Because all claims over which the Court has original jurisdiction are being dismissed, the Court declines to exercise supplemental jurisdiction over Thomas’ state law claims. See 28 U.S.C. §1367(c)(3). The Court will therefore dismiss his state law claims without prejudice. Given that Thomas was allowed to proceed against the Fund only with respect to his state law claims, the Court will deny the Fund’s summary judgment motion as moot. CONCLUSION IT IS THEREFORE ORDERED that the Medical Defendants’ motion for summary judgment (Dkt. No. 100) is GRANTED. IT IS FURTHER ORDERED that pursuant to 28 U.S.C. §1367(c)(3), the Court declines to exercise supplemental jurisdiction over Thomas’ state law claims, so those claims are DISMISSED without prejudice. IT IS FURTHER ORDERED that the Defendant Fund’s motion for summary judgment (Dkt. No. 107) is DENIED as moot.

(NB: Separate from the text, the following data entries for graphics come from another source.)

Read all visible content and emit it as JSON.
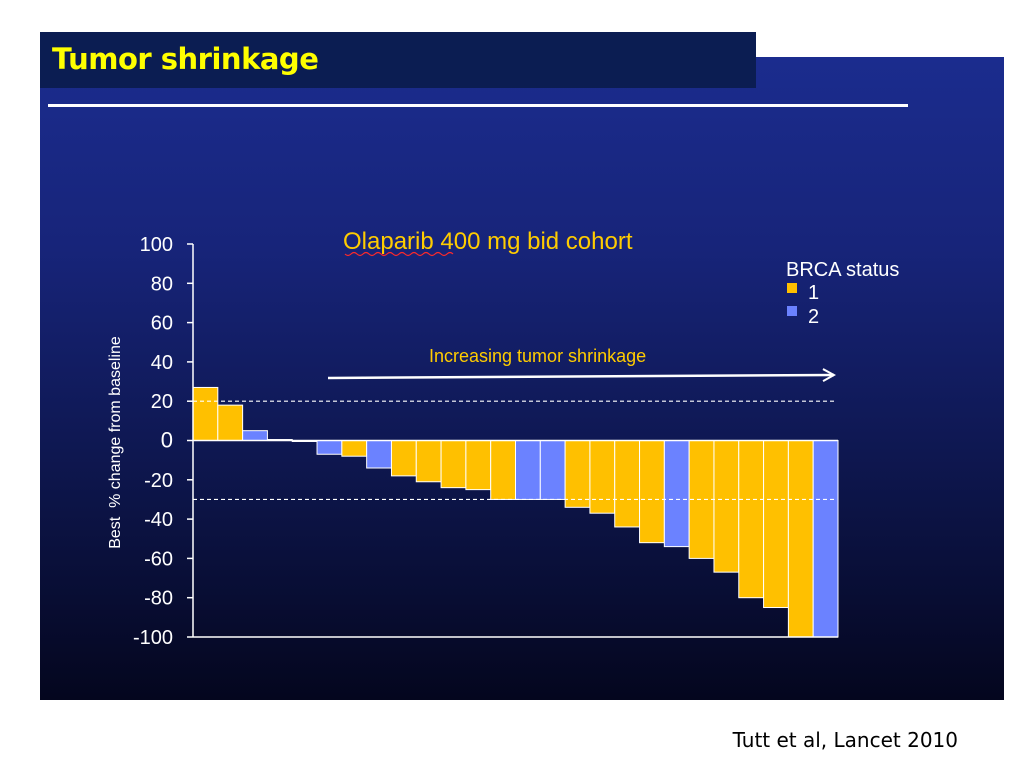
{
  "slide": {
    "title": "Tumor shrinkage",
    "citation": "Tutt et al, Lancet 2010"
  },
  "colors": {
    "brca1": "#ffc000",
    "brca2": "#6b82ff",
    "title_text": "#ffff00",
    "chart_title_text": "#ffcc00",
    "annotation_text": "#ffcc00"
  },
  "chart_data": {
    "type": "bar",
    "title": "Olaparib 400 mg bid cohort",
    "ylabel": "Best  % change from baseline",
    "xlabel": "",
    "ylim": [
      -100,
      100
    ],
    "yticks": [
      100,
      80,
      60,
      40,
      20,
      0,
      -20,
      -40,
      -60,
      -80,
      -100
    ],
    "grid": false,
    "reference_lines": [
      20,
      -30
    ],
    "legend": {
      "title": "BRCA status",
      "placement": "top-right",
      "entries": [
        {
          "label": "1",
          "color": "#ffc000"
        },
        {
          "label": "2",
          "color": "#6b82ff"
        }
      ]
    },
    "annotation": {
      "text": "Increasing tumor shrinkage",
      "arrow": "right"
    },
    "bars": [
      {
        "value": 27,
        "brca": "1"
      },
      {
        "value": 18,
        "brca": "1"
      },
      {
        "value": 5,
        "brca": "2"
      },
      {
        "value": 0.5,
        "brca": "2"
      },
      {
        "value": -0.5,
        "brca": "2"
      },
      {
        "value": -7,
        "brca": "2"
      },
      {
        "value": -8,
        "brca": "1"
      },
      {
        "value": -14,
        "brca": "2"
      },
      {
        "value": -18,
        "brca": "1"
      },
      {
        "value": -21,
        "brca": "1"
      },
      {
        "value": -24,
        "brca": "1"
      },
      {
        "value": -25,
        "brca": "1"
      },
      {
        "value": -30,
        "brca": "1"
      },
      {
        "value": -30,
        "brca": "2"
      },
      {
        "value": -30,
        "brca": "2"
      },
      {
        "value": -34,
        "brca": "1"
      },
      {
        "value": -37,
        "brca": "1"
      },
      {
        "value": -44,
        "brca": "1"
      },
      {
        "value": -52,
        "brca": "1"
      },
      {
        "value": -54,
        "brca": "2"
      },
      {
        "value": -60,
        "brca": "1"
      },
      {
        "value": -67,
        "brca": "1"
      },
      {
        "value": -80,
        "brca": "1"
      },
      {
        "value": -85,
        "brca": "1"
      },
      {
        "value": -100,
        "brca": "1"
      },
      {
        "value": -100,
        "brca": "2"
      }
    ]
  }
}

IT IS FURTHER ORDERED that this action is DISMISSED, and the Clerk of Clerk is directed to enter judgment accordingly. Dated at Milwaukee, Wisconsin on July 21, 2025. s/ Brett H. Ludwig BRETT H. LUDWIG United States District Judge This order and the judgment to follow are final. Plaintiff may appeal this Court’s decision to the Court of Appeals for the Seventh Circuit by filing in this Court a notice of appeal within 30 days of the entry of judgment. See Fed. R. App. P. 3, 4. This Court may extend this deadline if a party timely requests an extension and shows good cause or excusable neglect for not being able to meet the 30-day deadline. See Fed. R. App. P. 4(a)(5)(A). If Plaintiff appeals, he will be liable for the $605.00 appellate filing fee regardless of the appeal’s outcome. If Plaintiff seeks leave to proceed in forma pauperis on appeal, he must file a motion for leave to proceed in forma pauperis with this Court. See Fed. R. App. P. 24(a)(1). Plaintiff may be assessed another “strike” by the Court of Appeals if his appeal is found to be non- meritorious. See 28 U.S.C. §1915(g). If Plaintiff accumulates three strikes, he will not be able to file an action in federal court (except as a petition for habeas corpus relief) without prepaying the filing fee unless he demonstrates that he is in imminent danger of serious physical injury. Id.
Under certain circumstances, a party may ask this Court to alter or amend its judgment under Federal Rule of Civil Procedure 59(e) or ask for relief from judgment under Federal Rule of Civil Procedure 60(b). Any motion under Federal Rule of Civil Procedure 59(e) must be filed within 28 days of the entry of judgment. Any motion under Federal Rule of Civil Procedure 60(b) must be filed within a reasonable time, generally no more than one year after the entry of judgment. The Court cannot extend these deadlines. See Fed. R. Civ. P. 6(b)(2).
A party is expected to closely review all applicable rules and determine, what, if any, further action is appropriate in a case.